El tuit que Elon Musk envió el lunes, donde alentaba a los “votantes de mentalidad independiente” a elegir a los republicanos, ha marcado un cambio significativo para los líderes de las empresas de redes sociales, que tienden a evitar el posicionamiento partidista, aunque trabajen para el gobierno de turno. En esto también se parece a Trump, que se hizo de un espacio mediático con base en un posicionamiento ideológico ultraconservador y de movilizar subculturas abiertamente racistas, machistas y homófobas que reclamaron más libertad frente a una pretendida dictadura de lo políticamente correcto.
Y el negocio por delante, siempre. Trump usó la Casa Blanca como un activo para aprovechar las ventajas de sus otras posesiones (la industria de las celebridades, los hoteles y los campos de golf). Musk también difumina los límites entre las empresas que posee y se extravía en proyectos para colonizar Marte, crear robots humanoides e inventarse una Internet orbital a imagen y semejanza de sus delirios autoritarios.
Como Trump, Musk ha explotado la desconfianza de la gente que tiene miedo al futuro y prefiere a alguien que le hable con ideas grandilocuentes. Ambos saben que las empresas de redes sociales son el complemento ideal de cualquier desatino, porque permiten procesos de identificación tribal, mundos compactos con enemigos que combatir y líderes arrogantes con los que identificarse.
El martes se produjo el primer proceso electoral en Estados Unidos en el que millones de votantes fueron a las urnas después de una insurrección que intentó tomar el Capitolio de Washington y con una lista de más de 300 candidatos republicanos que objetaban rotundamente los resultados de las elecciones previas. El uso de las plataformas de redes sociales para difundir afirmaciones falsas sobre la “elección robada” ha sido ampliamente documentado, así como el papel de Trump en las operaciones de desinformación y al frente de un ejército de neoconservadores, con cuartel general en Florida.
¿Qué tiene eso que ver con Musk? Cuatro días antes de la elección en Estados Unidos, el multimillonario despidió a 3 mil 700 empleados de Twitter, incluidos los equipos que se encargaban de la desinformación electoral. Con la mitad de los trabajadores fuera y la otra mitad desmoralizada, los filtros laxos y selectivos, pero filtros al fin, desaparecieron.

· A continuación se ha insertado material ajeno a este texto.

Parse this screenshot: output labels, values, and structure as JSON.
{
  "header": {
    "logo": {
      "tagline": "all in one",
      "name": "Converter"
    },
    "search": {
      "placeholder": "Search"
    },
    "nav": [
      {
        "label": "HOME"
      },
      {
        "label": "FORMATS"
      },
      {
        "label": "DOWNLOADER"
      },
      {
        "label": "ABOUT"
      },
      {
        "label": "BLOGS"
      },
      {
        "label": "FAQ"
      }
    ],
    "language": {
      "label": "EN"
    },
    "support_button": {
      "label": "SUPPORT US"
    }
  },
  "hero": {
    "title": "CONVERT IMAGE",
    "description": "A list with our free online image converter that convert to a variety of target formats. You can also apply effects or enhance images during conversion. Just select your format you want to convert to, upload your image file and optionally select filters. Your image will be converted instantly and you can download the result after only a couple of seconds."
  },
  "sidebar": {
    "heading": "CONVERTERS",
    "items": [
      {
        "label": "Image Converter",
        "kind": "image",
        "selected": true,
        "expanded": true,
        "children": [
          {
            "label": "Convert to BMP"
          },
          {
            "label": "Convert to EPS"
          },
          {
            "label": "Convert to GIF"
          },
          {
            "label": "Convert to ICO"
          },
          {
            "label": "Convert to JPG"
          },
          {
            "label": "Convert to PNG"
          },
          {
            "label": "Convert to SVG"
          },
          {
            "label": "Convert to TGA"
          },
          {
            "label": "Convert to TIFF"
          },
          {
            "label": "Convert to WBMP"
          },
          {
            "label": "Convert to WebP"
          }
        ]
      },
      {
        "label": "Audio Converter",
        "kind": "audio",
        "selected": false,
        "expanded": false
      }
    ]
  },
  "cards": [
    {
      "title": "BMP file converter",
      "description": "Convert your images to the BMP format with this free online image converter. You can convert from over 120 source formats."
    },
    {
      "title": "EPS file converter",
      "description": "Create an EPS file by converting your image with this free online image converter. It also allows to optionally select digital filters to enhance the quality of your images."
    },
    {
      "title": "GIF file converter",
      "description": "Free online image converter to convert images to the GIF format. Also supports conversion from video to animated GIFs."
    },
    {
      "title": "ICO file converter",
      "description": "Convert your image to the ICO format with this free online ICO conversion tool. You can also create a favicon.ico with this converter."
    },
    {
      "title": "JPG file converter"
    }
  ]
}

Un estudio de la agencia Bloomberg publicado este martes demostró que, con las expulsiones masivas, la plataforma social ha visto el aumento exponencial del lenguaje violento. Por ejemplo, el uso de la palabra nigger, la forma despectiva y racista de referirse a los afroestadunidenses, se disparó. Los mensajes de QAnon, gran generador de teorías conspiranoicas, se triplicaron. Una campaña coordinada para publicar mensajes antisemitas tuvo más de mil 200 tuits y retuits.
El cobro de ocho dólares mensuales para las cuentas “verificadas” por la compañía, con servicios más relevantes para una élite que pueda pagar, tampoco parece garantizar el control de la basura digital y de las campañas de desinformación. En realidad, es una licencia para que organizaciones y personas que se dedican a operaciones de propaganda sucia legitimen su actividad mediante el simple trámite de pagar por ello. El supuesto de que ricos y famosos siempre dicen la verdad, y no acosan y no calumnian, es tan falso que basta con recordar nuevamente a Trump. Y a su compinche, claro.